我们研究了在环境葡萄糖浓度存在的情况下,非胰岛素依赖型糖尿病(NIDDM)患者(7例,年龄55±3岁,体重指数27.4±1.8kg/m²)和7名健康对照者(年龄54±3岁,体重指数26.5±1.1kg/m²)的分离骨骼肌中葡萄糖转运系统对胰岛素的反应。在环境葡萄糖浓度(NIDDM患者约为10mmol/L,对照者约为5mmol/L)下进行研究时,两组之间胰岛素介导的全身葡萄糖利用率相似。通过开放式肌肉活检程序,在40分钟胰岛素输注前后,从股外侧肌获取样本。对照者血清胰岛素水平从54±12pmol/L升至588±42pmol/L,导致骨骼肌质膜中葡萄糖转运蛋白(GLUT4)增加1.6±0.2倍(p<0.05),而尽管血清胰岛素水平有类似升高,但NIDDM肌肉制备的质膜部分未观察到显著增加。

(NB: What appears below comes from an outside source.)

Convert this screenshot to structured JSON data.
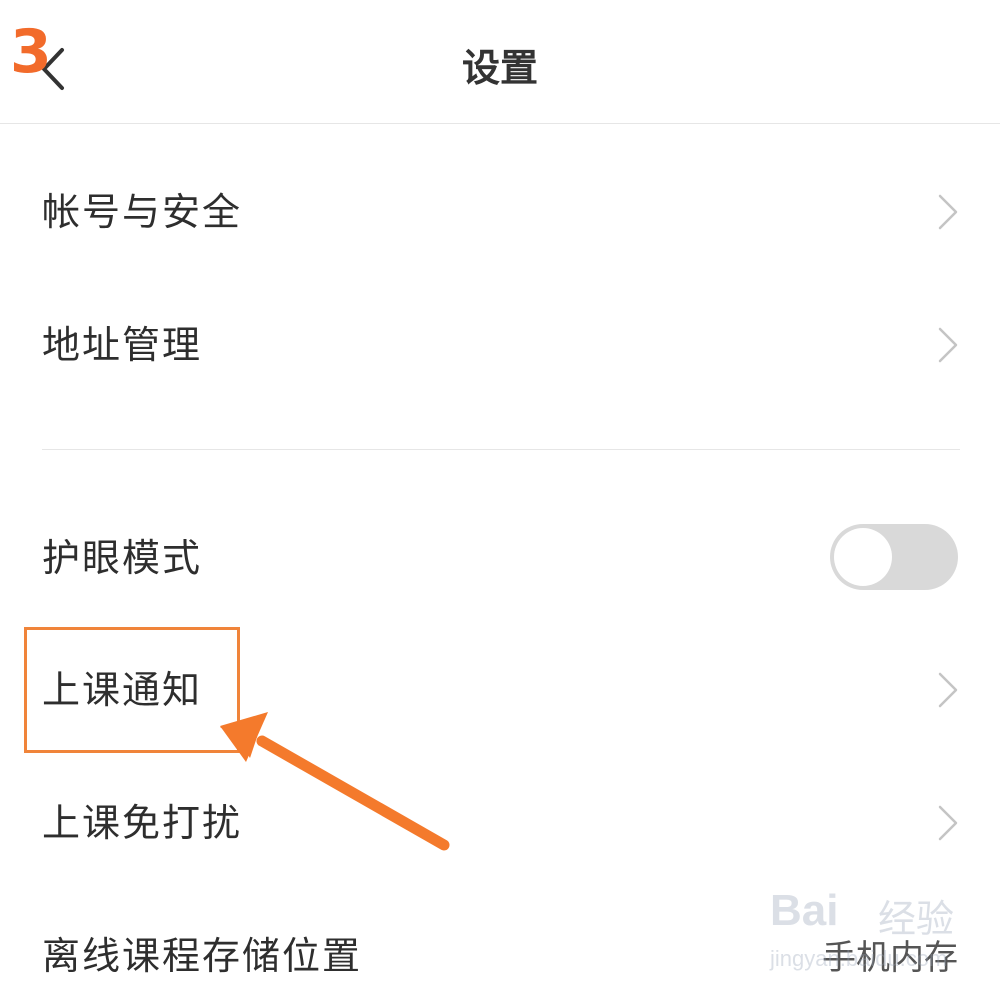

在体外3 - O - 甲基葡萄糖浓度为5mmol/L时,胰岛素(600pmol/L)使NIDDM肌肉中的葡萄糖转运增加2.2倍(p<0.05),对照肌肉中增加3.4倍(p<0.001)。胰岛素刺激的3 - O - 甲基葡萄糖转运在所有参与者中与全身胰岛素介导的葡萄糖摄取呈正相关(r = 0.78,p<0.001),在NIDDM受试者中与空腹血糖水平呈负相关(r = 0.93,p<0.001)。两组之间肌纤维类型分布和毛细血管化相似。我们的结果表明,在高血糖情况下,NIDDM患者骨骼肌中胰岛素刺激的葡萄糖转运下调。高血糖导致的葡萄糖通量增加可能导致在质膜水平对胰岛素诱导的GLUT4进一步增加产生抵抗。